Balai Besar Veteriner (BBV) Denpasar kembali menunjukkan komitmen kuatnya dalam penerapan biosafety dan biosecurity melalui keberhasilan mempertahankan Sertifikat SNI ISO 35001:2019 untuk Sistem Manajemen Biorisiko Laboratorium (SMBL). Sertifikat tersebut diterima pada 11 Desember 2025, diserahkan oleh perwakilan PT. Garuda Sertifikasi Indonesia (GSI) kepada Kepala BBV Denpasar yang diwakili oleh Kepala Bagian Umum, Dr. drh. I Gde Eka Budhiyadnya, M.P., didampingi Ketua dan Sekretaris Tim Manajemen SNI ISO 35001:2019 BBV Denpasar.

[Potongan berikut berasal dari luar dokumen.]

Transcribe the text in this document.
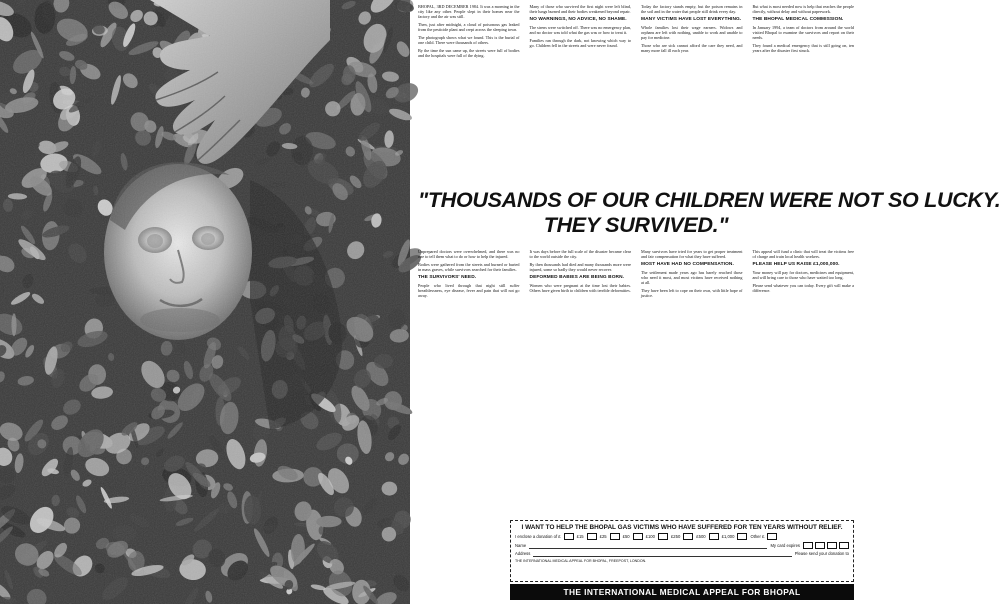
BHOPAL, 3RD DECEMBER 1984. It was a morning in the city like any other. People slept in their homes near the factory and the air was still.

Then, just after midnight, a cloud of poisonous gas leaked from the pesticide plant and crept across the sleeping town.

The photograph shows what we found. This is the burial of one child. There were thousands of others.

By the time the sun came up, the streets were full of bodies and the hospitals were full of the dying.

Many of those who survived the first night were left blind, their lungs burned and their bodies weakened beyond repair.

NO WARNINGS, NO ADVICE, NO SHAME.

The sirens were switched off. There was no emergency plan, and no doctor was told what the gas was or how to treat it.

Families ran through the dark, not knowing which way to go. Children fell in the streets and were never found.

Today the factory stands empty, but the poison remains in the soil and in the water that people still drink every day.

MANY VICTIMS HAVE LOST EVERYTHING.

Whole families lost their wage earners. Widows and orphans are left with nothing, unable to work and unable to pay for medicine.

Those who are sick cannot afford the care they need, and many more fall ill each year.

But what is most needed now is help that reaches the people directly, without delay and without paperwork.

THE BHOPAL MEDICAL COMMISSION.

In January 1994, a team of doctors from around the world visited Bhopal to examine the survivors and report on their needs.

They found a medical emergency that is still going on, ten years after the disaster first struck.

"THOUSANDS OF OUR CHILDREN WERE NOT SO LUCKY.
THEY SURVIVED."

Unprepared doctors were overwhelmed, and there was no one to tell them what to do or how to help the injured.

Bodies were gathered from the streets and burned or buried in mass graves, while survivors searched for their families.

THE SURVIVORS' NEED.

People who lived through that night still suffer breathlessness, eye disease, fever and pain that will not go away.

It was days before the full scale of the disaster became clear to the world outside the city.

By then thousands had died and many thousands more were injured, some so badly they would never recover.

DEFORMED BABIES ARE BEING BORN.

Women who were pregnant at the time lost their babies. Others have given birth to children with terrible deformities.

Many survivors have tried for years to get proper treatment and fair compensation for what they have suffered.

MOST HAVE HAD NO COMPENSATION.

The settlement made years ago has barely reached those who need it most, and most victims have received nothing at all.

They have been left to cope on their own, with little hope of justice.

This appeal will fund a clinic that will treat the victims free of charge and train local health workers.

PLEASE HELP US RAISE £1,000,000.

Your money will pay for doctors, medicines and equipment, and will bring care to those who have waited too long.

Please send whatever you can today. Every gift will make a difference.

I WANT TO HELP THE BHOPAL GAS VICTIMS WHO HAVE SUFFERED FOR TEN YEARS WITHOUT RELIEF.
I enclose a donation of £	£15	£25	£50	£100	£250	£500	£1,000	Other £
Name	My card expires
Address	Please send your donation to
THE INTERNATIONAL MEDICAL APPEAL FOR BHOPAL, FREEPOST, LONDON.
THE INTERNATIONAL MEDICAL APPEAL FOR BHOPAL
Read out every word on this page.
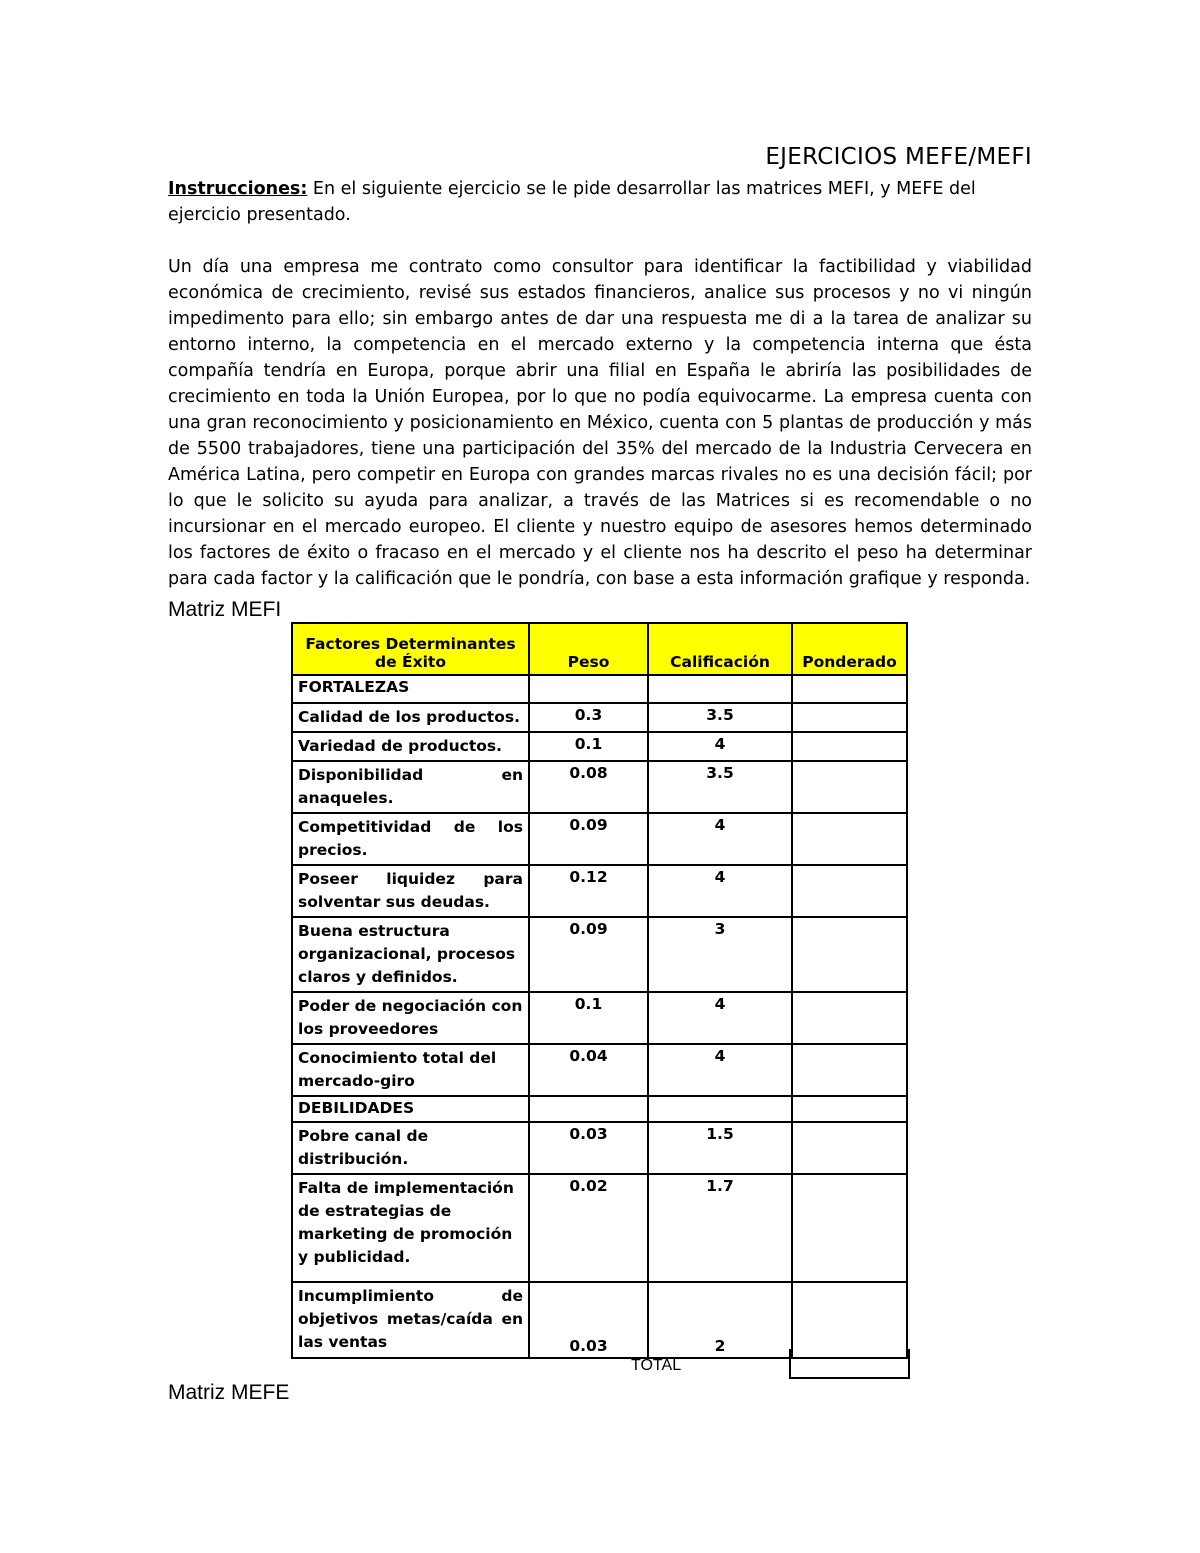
EJERCICIOS MEFE/MEFI
Instrucciones: En el siguiente ejercicio se le pide desarrollar las matrices MEFI, y MEFE del ejercicio presentado.
Un día una empresa me contrato como consultor para identificar la factibilidad y viabilidad económica de crecimiento, revisé sus estados financieros, analice sus procesos y no vi ningún impedimento para ello; sin embargo antes de dar una respuesta me di a la tarea de analizar su entorno interno, la competencia en el mercado externo y la competencia interna que ésta compañía tendría en Europa, porque abrir una filial en España le abriría las posibilidades de crecimiento en toda la Unión Europea, por lo que no podía equivocarme. La empresa cuenta con una gran reconocimiento y posicionamiento en México, cuenta con 5 plantas de producción y más de 5500 trabajadores, tiene una participación del 35% del mercado de la Industria Cervecera en América Latina, pero competir en Europa con grandes marcas rivales no es una decisión fácil; por lo que le solicito su ayuda para analizar, a través de las Matrices si es recomendable o no incursionar en el mercado europeo. El cliente y nuestro equipo de asesores hemos determinado los factores de éxito o fracaso en el mercado y el cliente nos ha descrito el peso ha determinar para cada factor y la calificación que le pondría, con base a esta información grafique y responda.
Matriz MEFI
Factores Determinantes de Éxito	Peso	Calificación	Ponderado
FORTALEZAS			
Calidad de los productos.	0.3	3.5	
Variedad de productos.	0.1	4	
Disponibilidad en anaqueles.	0.08	3.5	
Competitividad de los precios.	0.09	4	
Poseer liquidez para solventar sus deudas.	0.12	4	
Buena estructura organizacional, procesos claros y definidos.	0.09	3	
Poder de negociación con los proveedores	0.1	4	
Conocimiento total del mercado-giro	0.04	4	
DEBILIDADES			
Pobre canal de distribución.	0.03	1.5	
Falta de implementación de estrategias de marketing de promoción y publicidad.	0.02	1.7	
Incumplimiento de objetivos metas/caída en las ventas	0.03	2	
TOTAL
Matriz MEFE
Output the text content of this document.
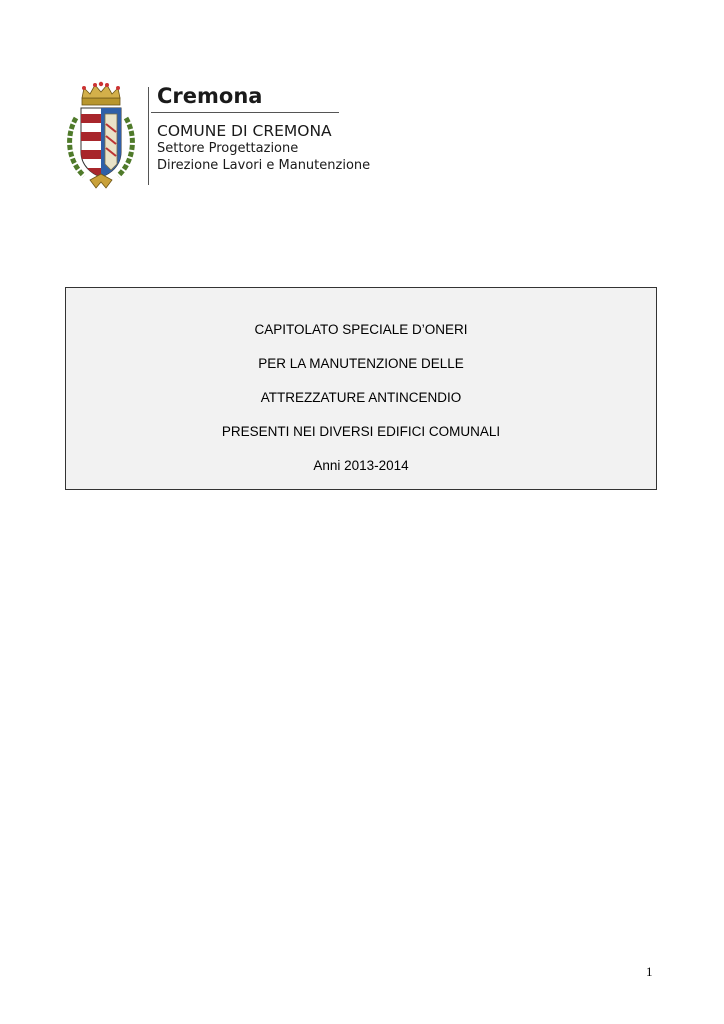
Cremona
COMUNE DI CREMONA
Settore Progettazione
Direzione Lavori e Manutenzione
CAPITOLATO SPECIALE D’ONERI
PER LA MANUTENZIONE DELLE
ATTREZZATURE ANTINCENDIO
PRESENTI NEI DIVERSI EDIFICI COMUNALI
Anni 2013-2014
1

Keberhasilan ini merupakan hasil dari rangkaian proses audit resertifikasi yang dilaksanakan pada 10–11 November 2025 sebagai bagian dari siklus sertifikasi yang berkelanjutan. Audit dilakukan untuk memastikan bahwa SMBL yang diterapkan BBV Denpasar tetap memenuhi seluruh persyaratan standar, sekaligus mengukur efektivitas pengendalian biorisiko yang mencakup perlindungan terhadap personel, sampel, fasilitas, serta lingkungan.
Dengan diterimanya kembali sertifikat tersebut, BBV Denpasar menegaskan bahwa institusi ini memiliki pondasi yang kuat dan terus berkembang dalam mengelola serta meningkatkan kinerja sistem manajemen biorisiko. Penerapan prinsip perbaikan berkelanjutan menjadi landasan penting bagi BBV Denpasar dalam menjaga mutu, keamanan, dan profesionalitas layanan laboratorium veteriner di tingkat nasional maupun internasional.